Second, due to the continuation of the implicitly undemocratic Electoral College system, the election is yet again coming down to a handful of ‘swing states’  (in this case, Arizona, Nevada, Pennsylvania and Georgia). This is despite the fact that Biden is already a clear victor in respect of the overall popular vote – by almost 4 million out of over 140 million votes cast by the latest count.

Third, the electoral numbers reaffirm the now almost century-long dominance of a 2 party, status-quo political representative system; the USA’s electoral choices at the national level remain razor thin. And, even though tens of millions of eligible voters did not participate and there has been some cross-over voting, this elections reaffirms that the USA is a seriously divided nation along racial, class, gender and socio-cultural lines.

Fourth, the response so far of US  and other ‘markets’, which have seen modest surges in futures and stocks/share prices, yet again reveals that US/ multinational corporate capital will always desire predictability above all else, as long as it remains within systemic (capitalist) ideological boundaries.

What is more foundational though, is that these predictabilities represent much deeper, structural realities that underlie not only the present elections but indeed the entire democratic edifice in the USA. What Trump and the 2020 elections (which have really been going on for the past two years at least) have done is to bring those realities even more  clearly and prominently to the surface, where (most of) the people in both the USA and the world can now see them. So, what are these realities?

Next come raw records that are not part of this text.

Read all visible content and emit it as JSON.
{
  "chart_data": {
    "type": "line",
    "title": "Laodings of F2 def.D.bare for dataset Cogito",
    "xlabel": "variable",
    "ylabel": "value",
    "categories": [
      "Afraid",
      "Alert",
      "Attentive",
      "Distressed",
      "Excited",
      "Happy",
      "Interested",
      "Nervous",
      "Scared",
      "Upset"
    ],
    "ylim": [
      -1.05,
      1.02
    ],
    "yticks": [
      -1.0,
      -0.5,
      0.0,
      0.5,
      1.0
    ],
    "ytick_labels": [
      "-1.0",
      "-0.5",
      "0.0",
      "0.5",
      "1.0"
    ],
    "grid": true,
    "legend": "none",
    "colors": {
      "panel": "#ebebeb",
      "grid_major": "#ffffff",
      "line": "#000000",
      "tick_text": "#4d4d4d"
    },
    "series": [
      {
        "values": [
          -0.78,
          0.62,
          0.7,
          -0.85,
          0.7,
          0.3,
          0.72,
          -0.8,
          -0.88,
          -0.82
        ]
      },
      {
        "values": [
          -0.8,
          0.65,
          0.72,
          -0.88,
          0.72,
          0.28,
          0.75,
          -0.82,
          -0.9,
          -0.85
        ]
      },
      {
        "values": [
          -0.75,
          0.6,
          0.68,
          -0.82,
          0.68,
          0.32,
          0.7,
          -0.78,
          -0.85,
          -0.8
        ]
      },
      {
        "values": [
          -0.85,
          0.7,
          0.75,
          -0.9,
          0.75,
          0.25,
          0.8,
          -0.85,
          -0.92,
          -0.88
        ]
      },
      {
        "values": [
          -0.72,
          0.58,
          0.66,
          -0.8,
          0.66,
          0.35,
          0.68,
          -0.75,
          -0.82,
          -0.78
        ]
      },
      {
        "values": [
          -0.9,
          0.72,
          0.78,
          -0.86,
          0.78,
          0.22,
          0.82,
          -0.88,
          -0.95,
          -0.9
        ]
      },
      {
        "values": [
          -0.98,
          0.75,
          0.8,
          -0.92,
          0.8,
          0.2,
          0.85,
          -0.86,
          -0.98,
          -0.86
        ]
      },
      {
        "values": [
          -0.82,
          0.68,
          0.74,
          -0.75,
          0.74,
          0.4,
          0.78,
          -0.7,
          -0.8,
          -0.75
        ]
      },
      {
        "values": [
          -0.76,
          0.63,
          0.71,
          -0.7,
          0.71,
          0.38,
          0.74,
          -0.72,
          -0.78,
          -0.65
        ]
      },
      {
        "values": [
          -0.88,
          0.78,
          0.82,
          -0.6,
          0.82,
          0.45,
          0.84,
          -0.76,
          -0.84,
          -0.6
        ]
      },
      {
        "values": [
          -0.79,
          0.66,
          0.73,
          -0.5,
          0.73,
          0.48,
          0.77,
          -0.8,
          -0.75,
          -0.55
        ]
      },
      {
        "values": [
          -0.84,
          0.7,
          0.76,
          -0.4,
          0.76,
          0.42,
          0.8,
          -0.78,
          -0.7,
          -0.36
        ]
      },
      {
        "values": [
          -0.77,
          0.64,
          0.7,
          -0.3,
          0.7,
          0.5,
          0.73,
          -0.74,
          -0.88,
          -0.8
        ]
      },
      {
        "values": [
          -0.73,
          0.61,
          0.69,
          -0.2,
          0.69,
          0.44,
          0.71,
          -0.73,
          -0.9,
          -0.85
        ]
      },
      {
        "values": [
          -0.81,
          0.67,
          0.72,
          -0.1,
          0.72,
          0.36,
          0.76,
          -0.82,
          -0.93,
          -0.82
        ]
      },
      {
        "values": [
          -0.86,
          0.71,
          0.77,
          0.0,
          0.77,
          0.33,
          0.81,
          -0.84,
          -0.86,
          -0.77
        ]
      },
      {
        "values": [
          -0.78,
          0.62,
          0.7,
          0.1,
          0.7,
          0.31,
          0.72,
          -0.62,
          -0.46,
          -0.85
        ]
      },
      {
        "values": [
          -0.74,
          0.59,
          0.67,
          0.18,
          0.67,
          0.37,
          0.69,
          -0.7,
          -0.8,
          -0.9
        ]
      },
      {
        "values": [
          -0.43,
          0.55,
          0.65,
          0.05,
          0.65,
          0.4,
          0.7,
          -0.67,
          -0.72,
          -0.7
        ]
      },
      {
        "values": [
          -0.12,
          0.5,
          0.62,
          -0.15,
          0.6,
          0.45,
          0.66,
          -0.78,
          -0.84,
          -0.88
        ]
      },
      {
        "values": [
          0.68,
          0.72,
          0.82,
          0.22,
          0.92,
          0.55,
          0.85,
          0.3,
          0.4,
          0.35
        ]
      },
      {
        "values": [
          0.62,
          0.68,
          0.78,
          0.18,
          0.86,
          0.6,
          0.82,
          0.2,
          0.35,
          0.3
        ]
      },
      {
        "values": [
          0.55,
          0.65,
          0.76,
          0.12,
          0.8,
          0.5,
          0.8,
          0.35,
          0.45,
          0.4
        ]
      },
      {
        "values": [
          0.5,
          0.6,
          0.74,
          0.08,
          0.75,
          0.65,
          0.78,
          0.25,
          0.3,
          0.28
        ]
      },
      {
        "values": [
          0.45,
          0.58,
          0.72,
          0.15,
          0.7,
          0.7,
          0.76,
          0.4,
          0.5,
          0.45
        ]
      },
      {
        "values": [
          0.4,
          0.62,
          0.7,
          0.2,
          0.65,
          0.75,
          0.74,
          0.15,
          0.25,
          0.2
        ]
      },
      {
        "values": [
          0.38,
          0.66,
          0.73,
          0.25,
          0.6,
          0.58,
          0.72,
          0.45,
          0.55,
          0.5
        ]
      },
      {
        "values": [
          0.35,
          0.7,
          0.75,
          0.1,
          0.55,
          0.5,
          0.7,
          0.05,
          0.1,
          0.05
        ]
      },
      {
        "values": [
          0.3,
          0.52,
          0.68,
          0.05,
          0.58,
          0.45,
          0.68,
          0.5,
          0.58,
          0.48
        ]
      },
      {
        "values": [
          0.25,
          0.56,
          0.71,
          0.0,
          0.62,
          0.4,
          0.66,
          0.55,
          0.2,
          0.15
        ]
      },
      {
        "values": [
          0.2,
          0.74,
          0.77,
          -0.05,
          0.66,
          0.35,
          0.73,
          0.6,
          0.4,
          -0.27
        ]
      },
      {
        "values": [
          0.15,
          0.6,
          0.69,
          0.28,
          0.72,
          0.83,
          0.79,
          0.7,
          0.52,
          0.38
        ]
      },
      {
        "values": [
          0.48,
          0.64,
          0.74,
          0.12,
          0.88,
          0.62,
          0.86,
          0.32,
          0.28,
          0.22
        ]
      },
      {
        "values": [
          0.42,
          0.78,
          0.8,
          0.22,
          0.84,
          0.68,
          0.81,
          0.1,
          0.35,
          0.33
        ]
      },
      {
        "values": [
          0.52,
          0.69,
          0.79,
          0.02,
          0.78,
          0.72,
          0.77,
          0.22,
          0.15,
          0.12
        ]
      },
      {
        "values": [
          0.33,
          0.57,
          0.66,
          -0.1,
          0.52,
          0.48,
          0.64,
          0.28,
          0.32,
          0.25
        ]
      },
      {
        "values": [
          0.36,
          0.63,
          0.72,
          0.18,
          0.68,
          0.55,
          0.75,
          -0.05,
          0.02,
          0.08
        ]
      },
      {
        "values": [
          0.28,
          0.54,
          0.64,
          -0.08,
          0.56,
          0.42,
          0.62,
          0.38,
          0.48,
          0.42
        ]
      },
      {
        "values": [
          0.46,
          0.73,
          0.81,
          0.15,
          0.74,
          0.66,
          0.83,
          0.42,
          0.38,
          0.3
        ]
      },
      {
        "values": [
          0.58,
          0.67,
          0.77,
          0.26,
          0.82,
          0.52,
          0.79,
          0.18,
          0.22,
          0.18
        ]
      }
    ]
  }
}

That the USA has always been, as the neo-conservative/religious right intellectual guru Paul Weyrich openly and approvingly argued in the 1980s, a country ruled and governed by a minority. This is because the institutional foundations of the political system in the USA – such as the Electoral College and the Senate – are designed to ensure an over-representation of those from mostly rural/small-town, lightly populated, predominately white and conservative states. As long as this remains the case, so too will elections functionally reflect this reality.

That the unrelenting (and largely successful) efforts by the Republican party and Trump to do everything possible to corral and suppress the right to vote for all, has further institutionalised and greatly strengthened a historicised hierarchy of citizenship.  When added to the similarly successful and unprecedented efforts to pack the judiciary with yes men and women, the cumulative result will be a long-lasting reinforcement of the power of the (racial and class) minority.

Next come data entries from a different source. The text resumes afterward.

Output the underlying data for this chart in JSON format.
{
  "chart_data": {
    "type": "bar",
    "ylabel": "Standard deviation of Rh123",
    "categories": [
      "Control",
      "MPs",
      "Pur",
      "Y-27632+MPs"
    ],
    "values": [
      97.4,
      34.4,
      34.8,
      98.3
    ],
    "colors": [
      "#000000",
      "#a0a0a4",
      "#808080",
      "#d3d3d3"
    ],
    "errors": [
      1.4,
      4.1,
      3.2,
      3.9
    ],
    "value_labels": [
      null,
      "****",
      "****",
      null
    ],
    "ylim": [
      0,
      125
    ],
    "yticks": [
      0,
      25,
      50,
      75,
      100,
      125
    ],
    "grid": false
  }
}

That despite some of the more progressive demographic and social changes in the USA, especially over the last 2-3 decades, a sizeable section of the population remains socially-culturally and politically conservative (including amongst the African-American and Hispanic population as well as amongst more recent immigrant communities). Combined with the USA’s historic and dominant embracing of a populist and narrowly identitarian nationalism and imperialism (and Trump’s fuel on the fire approach to both), this reality will remain crucial to the outcome of all electoral politics in the USA and engagement with the rest of the world, for some time to come.

That regardless of whether Trump or Biden gets into the White House and whatever the results of the Senate and House elections, US corporate capital and the ultra-wealthy will continue to rule the economic and developmental roost. What this will mean is greater inequality, continued destruction of the natural environment and climate change, and a burgeoning of the ranks of precarious workers and the poor (particularly those of colour).

It is the unfortunate and magnified inheritance of our time that what happens in the domestic realm of the USA reverberates across the globe, with both direct and indirect, short and long-term, consequences. As we watch what unfolds in this more immediate phase, we would be wise to pay close attention to the underlying, structural realities that are now so clear to see; less we too follow in the footsteps of associated predictability.

**Dale McKinley is an independent writer, researcher and lecturer as well as research and education officer for the International Labour, Research and Information Group, based in Johannesburg. He is a veteran political activist who has been involved in social movement, community and liberation organisations and struggles for close to four decades. The author of several books, he has written and published widely on various aspects of South African, regional and global political, social and economic issues and struggles.